No século XVII, a época dourada da pirataria, era fácil identificar um pirata pela forma como se apresentava, ou um dos seus navios, normalmente pelas velas negras asteadas. Eram amplamente temidos por comerciantes e navegadores, e utilizavam esse medo irracional para levar a cabo as mais épicas pilhagens, muitas vezes sem grande poder de resistência dos lesados.

Na altura, as empresas – ou companhias, como eram conhecidas na época – tentavam escapar aos ataques de piratas das mais diversas formas, mudando rotas comerciais, escondendo a carga ou introduzindo melhorias nas suas embarcações de forma a repelir os ataques com sucesso. As cargas valiosas transportadas através dos mares eram apetecíveis para estes temíveis navegadores que arriscavam a sua vida pelo ouro alheio, fazendo muitas vezes reféns os mercadores ricos em busca de um resgate chorudo.

Não havia na altura quem do mar fizesse a sua atividade que não conhecesse histórias e estórias de piratas e ataques surpreendentes. Nasceram lendas que perduram no tempo, chegando aos nossos dias com contornos fantásticos e até romantizadas.

Agora os piratas são outros. E as companhias, os mares, os reféns e os resgates também.

No século XXI é difícil reconhecer um pirata. Embora exista o estigma de que os piratas informáticos são pessoas que passam o dia atrás de um computador, sem vida social e incapazes de elaborar um discurso não-tecnológico com os demais, baseando a sua existência em programas tão complexos que fariam corar qualquer engenheiro da NASA, a realidade não é bem assim e podemos cruzar-nos com um ou dois piratas informáticos na rua ou no metro e não darmos por isso.

Os mares antes navegados pelos piratas mudaram de forma e agora navega-se pelo submundo da maior rede do planeta anonimamente. Os navios pirata deram lugar a fóruns e salas de chat mais ou menos obscuros, e as armas são fabricadas e partilhadas com uma leveza extrema. É tudo digital.

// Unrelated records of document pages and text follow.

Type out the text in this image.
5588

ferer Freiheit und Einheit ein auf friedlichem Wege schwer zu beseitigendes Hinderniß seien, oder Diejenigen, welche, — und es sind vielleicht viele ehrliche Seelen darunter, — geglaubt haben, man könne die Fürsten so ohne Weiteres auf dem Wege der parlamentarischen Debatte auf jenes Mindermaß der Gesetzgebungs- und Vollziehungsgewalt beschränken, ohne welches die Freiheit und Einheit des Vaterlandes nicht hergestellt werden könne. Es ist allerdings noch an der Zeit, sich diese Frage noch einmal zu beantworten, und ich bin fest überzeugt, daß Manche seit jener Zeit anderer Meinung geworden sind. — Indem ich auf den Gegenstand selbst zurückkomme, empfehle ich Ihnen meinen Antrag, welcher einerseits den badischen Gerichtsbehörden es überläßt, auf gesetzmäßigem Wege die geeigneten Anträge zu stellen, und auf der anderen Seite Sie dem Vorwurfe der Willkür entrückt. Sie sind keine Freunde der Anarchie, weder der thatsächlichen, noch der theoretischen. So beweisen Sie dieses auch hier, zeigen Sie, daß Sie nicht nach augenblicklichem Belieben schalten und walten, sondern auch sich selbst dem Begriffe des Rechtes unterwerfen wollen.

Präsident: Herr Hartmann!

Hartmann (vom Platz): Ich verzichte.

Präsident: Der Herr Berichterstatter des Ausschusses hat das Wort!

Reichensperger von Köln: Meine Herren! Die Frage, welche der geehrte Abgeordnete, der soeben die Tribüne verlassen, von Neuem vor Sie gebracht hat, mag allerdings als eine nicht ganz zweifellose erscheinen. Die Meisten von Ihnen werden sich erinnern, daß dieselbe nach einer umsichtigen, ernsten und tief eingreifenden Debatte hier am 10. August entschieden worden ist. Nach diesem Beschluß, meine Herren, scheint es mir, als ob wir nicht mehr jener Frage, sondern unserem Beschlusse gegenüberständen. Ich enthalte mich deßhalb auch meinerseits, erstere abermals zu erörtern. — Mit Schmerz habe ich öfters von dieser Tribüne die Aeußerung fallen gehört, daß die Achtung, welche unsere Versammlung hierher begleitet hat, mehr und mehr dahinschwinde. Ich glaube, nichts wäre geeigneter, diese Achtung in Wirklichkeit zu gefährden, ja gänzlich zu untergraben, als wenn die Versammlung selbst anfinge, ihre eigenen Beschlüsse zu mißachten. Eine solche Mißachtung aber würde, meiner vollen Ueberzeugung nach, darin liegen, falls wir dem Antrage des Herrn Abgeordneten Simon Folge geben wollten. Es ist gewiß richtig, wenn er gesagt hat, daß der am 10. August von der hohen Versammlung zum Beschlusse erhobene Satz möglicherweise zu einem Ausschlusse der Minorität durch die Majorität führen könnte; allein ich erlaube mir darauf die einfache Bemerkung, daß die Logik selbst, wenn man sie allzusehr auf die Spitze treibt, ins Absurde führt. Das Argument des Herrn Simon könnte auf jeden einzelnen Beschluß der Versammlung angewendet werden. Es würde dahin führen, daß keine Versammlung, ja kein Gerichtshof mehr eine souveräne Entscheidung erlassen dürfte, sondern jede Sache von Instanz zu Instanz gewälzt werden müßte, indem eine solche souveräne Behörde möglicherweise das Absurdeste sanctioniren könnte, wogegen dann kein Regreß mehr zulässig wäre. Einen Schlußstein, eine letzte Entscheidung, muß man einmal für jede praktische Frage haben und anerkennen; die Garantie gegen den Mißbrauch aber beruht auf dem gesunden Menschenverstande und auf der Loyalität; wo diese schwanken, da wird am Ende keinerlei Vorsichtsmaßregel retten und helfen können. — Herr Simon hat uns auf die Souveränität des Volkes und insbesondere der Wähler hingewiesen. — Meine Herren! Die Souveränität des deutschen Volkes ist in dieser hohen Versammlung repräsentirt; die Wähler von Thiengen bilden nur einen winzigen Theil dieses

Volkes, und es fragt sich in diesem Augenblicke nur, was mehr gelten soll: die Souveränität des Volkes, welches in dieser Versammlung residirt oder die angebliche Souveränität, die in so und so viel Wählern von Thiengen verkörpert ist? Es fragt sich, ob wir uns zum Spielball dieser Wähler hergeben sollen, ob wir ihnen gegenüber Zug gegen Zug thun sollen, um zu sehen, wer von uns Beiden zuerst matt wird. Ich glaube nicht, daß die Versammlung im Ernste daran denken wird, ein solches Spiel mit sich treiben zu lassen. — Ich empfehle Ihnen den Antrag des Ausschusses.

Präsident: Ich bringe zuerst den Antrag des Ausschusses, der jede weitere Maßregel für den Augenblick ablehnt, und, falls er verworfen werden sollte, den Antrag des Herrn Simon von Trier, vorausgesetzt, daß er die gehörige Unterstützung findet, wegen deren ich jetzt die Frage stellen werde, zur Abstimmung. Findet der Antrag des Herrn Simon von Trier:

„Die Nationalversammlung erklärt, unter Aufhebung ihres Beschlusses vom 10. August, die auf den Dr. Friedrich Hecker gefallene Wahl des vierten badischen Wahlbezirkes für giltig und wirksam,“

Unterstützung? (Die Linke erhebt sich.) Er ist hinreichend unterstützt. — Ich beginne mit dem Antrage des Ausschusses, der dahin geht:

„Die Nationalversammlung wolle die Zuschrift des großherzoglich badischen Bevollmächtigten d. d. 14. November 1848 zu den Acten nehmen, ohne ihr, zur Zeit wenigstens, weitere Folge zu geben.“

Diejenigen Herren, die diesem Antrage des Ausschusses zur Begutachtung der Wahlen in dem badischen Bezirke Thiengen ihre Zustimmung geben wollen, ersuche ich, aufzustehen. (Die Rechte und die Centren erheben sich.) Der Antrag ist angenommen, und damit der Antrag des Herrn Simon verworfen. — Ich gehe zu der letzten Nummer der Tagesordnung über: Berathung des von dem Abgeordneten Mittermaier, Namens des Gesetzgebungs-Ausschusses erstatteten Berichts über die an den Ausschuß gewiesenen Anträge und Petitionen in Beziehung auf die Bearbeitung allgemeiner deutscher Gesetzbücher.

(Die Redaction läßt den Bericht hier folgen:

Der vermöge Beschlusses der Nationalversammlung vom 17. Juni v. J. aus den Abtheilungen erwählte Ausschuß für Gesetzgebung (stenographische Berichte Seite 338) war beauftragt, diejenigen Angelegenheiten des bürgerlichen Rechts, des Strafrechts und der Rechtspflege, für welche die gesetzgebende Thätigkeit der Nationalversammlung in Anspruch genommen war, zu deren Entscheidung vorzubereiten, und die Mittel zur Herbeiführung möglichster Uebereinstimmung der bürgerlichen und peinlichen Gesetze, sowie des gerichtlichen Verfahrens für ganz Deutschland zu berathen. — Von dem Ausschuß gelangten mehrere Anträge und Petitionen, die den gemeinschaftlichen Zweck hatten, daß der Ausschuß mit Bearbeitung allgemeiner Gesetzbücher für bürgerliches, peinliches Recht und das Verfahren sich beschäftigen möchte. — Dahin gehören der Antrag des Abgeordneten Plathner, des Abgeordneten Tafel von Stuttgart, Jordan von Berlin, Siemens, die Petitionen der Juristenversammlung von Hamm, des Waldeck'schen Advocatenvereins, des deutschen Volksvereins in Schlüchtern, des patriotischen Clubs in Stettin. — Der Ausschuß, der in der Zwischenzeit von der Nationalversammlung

As companhias, agora conhecidas como empresas, não têm tanta noção dos perigos a que estão expostas ao terem as suas redes conectadas à Internet como antigamente tinham quando lançavam ao mar um barco carregado de jóias. Já não faz parte do todo pensar nestes perigos e a desinformação, assim como a informação, é poder, vale dinheiro e custa dinheiro. Os piratas modernos sabem disso e é com base nesse conhecimento que fazem as suas investidas, planeiam os seus ataques e fazem reféns.

Se antigamente se raptava o mercador rico ou alguém da sua família para solicitar o resgate em ouro, agora sequestra-se um computador, ou vários servidores, e solicita-se o resgate em bitcoins – a moeda virtual que está a mexer com a economia e que já vale mais que o ouro.

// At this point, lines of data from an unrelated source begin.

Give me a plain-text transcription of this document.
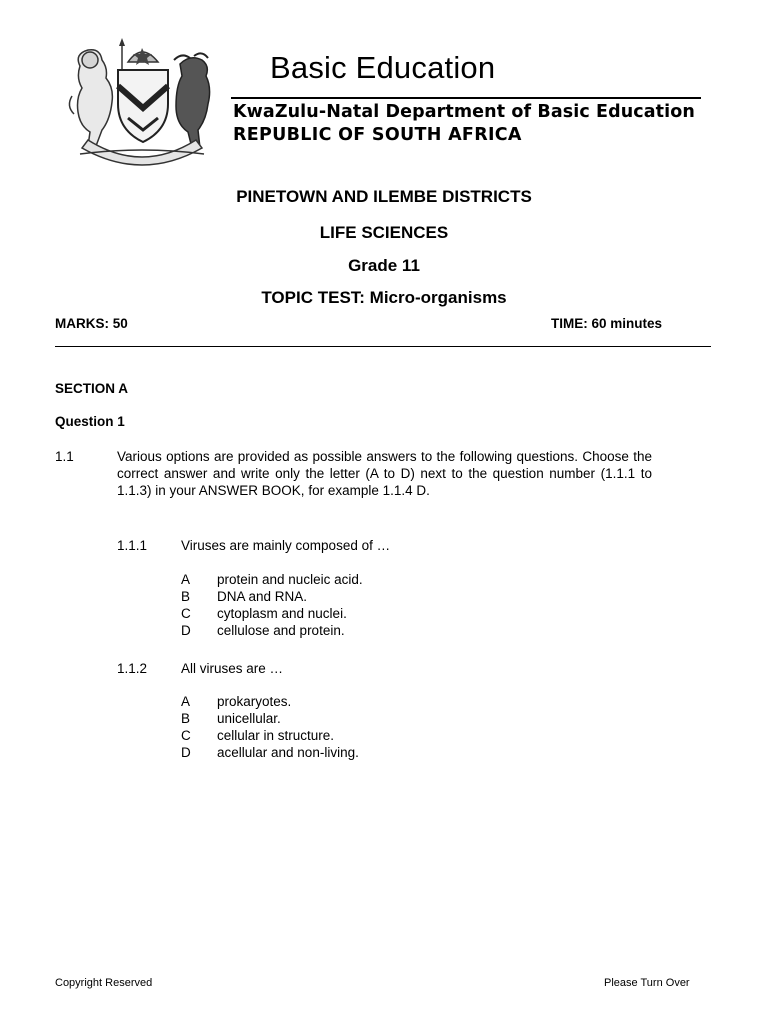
Basic Education
KwaZulu-Natal Department of Basic Education
REPUBLIC OF SOUTH AFRICA
PINETOWN AND ILEMBE DISTRICTS
LIFE SCIENCES
Grade 11
TOPIC TEST: Micro-organisms
MARKS: 50	TIME: 60 minutes
SECTION A
Question 1
1.1	Various options are provided as possible answers to the following questions. Choose the correct answer and write only the letter (A to D) next to the question number (1.1.1 to 1.1.3) in your ANSWER BOOK, for example 1.1.4 D.
1.1.1	Viruses are mainly composed of …
A protein and nucleic acid.
B DNA and RNA.
C cytoplasm and nuclei.
D cellulose and protein.
1.1.2	All viruses are …
A prokaryotes.
B unicellular.
C cellular in structure.
D acellular and non-living.
Copyright Reserved	Please Turn Over
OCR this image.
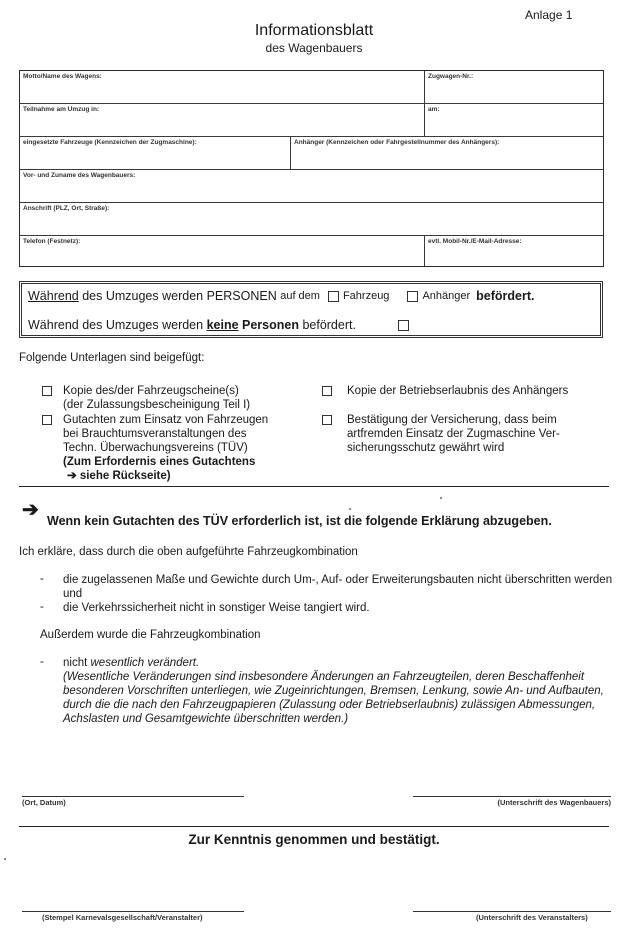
Anlage 1
Informationsblatt
des Wagenbauers
Motto/Name des Wagens:	Zugwagen-Nr.:
Teilnahme am Umzug in:	am:
eingesetzte Fahrzeuge (Kennzeichen der Zugmaschine):	Anhänger (Kennzeichen oder Fahrgestellnummer des Anhängers):
Vor- und Zuname des Wagenbauers:
Anschrift (PLZ, Ort, Straße):
Telefon (Festnetz):	evtl. Mobil-Nr./E-Mail-Adresse:
Während des Umzuges werden PERSONEN auf dem Fahrzeug	Anhänger befördert.
Während des Umzuges werden keine Personen befördert.
Folgende Unterlagen sind beigefügt:
Kopie des/der Fahrzeugscheine(s)
(der Zulassungsbescheinigung Teil I)
Kopie der Betriebserlaubnis des Anhängers
Gutachten zum Einsatz von Fahrzeugen
bei Brauchtumsveranstaltungen des
Techn. Überwachungsvereins (TÜV)
(Zum Erfordernis eines Gutachtens
➔ siehe Rückseite)
Bestätigung der Versicherung, dass beim
artfremden Einsatz der Zugmaschine Ver-
sicherungsschutz gewährt wird
➔ Wenn kein Gutachten des TÜV erforderlich ist, ist die folgende Erklärung abzugeben.
Ich erkläre, dass durch die oben aufgeführte Fahrzeugkombination
- die zugelassenen Maße und Gewichte durch Um-, Auf- oder Erweiterungsbauten nicht überschritten werden
und
- die Verkehrssicherheit nicht in sonstiger Weise tangiert wird.
Außerdem wurde die Fahrzeugkombination
- nicht wesentlich verändert.
(Wesentliche Veränderungen sind insbesondere Änderungen an Fahrzeugteilen, deren Beschaffenheit
besonderen Vorschriften unterliegen, wie Zugeinrichtungen, Bremsen, Lenkung, sowie An- und Aufbauten,
durch die die nach den Fahrzeugpapieren (Zulassung oder Betriebserlaubnis) zulässigen Abmessungen,
Achslasten und Gesamtgewichte überschritten werden.)
(Ort, Datum)	(Unterschrift des Wagenbauers)
Zur Kenntnis genommen und bestätigt.
(Stempel Karnevalsgesellschaft/Veranstalter)	(Unterschrift des Veranstalters)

Os ataques são cada vez mais direcionados, tal como no século XVII, e o utilizador comum, sem grande poder de compra, já não é o principal visado, mas sim uma mera ferramenta para chegar às grandes empresas, as que têm dinheiro e mais a perder do que as fotografias das férias em família se ficarem com um servidor sequestrado. Utilizam-se as redes sociais, os engodos e a liberdade de navegação que as empresas permitem aos seus colaboradores para quebrar a pouca segurança que as grandes empresas têm e, em poucos segundos, abre-se um manancial de oportunidades e de possíveis reféns sem que o próprio colaborador se aperceba.

Estima-se que as empresas percam milhares de milhões de euros todos os anos com estes ataques mas, mesmo assim, e de acordo com um estudo recente, mais de 85% das empresas a nível mundial não estão preparadas para um ciberataque. Falta estimar a percentagem de empresas que, apesar dos prejuízos alheios, se preocupa de facto. Porque a velha máxima de “casa roubada, trancas à porta” continua a perdurar.

Este século está a ser a nova época dourada da pirataria, mas contrariamente ao século XVII em que as companhias tentavam proteger os seus valiosos bens de todas as formas, agora a maior parte das empresas ignora estes perigos e mantém os seus sistemas obsoletos, os servidores expostos à Internet e os colaboradores desinformados. Isto quando, às vezes, a prevenção é tão simples como era espreitar pelo monóculo e identificar ao longe um navio pirata e preparar armas. Provavelmente, daqui a uns séculos teremos novas lendas, fantasiosas, intrigantes e repletas de mistério como as de antigamente, e também estas perdurarão no tempo como a história do temível Barba Negra.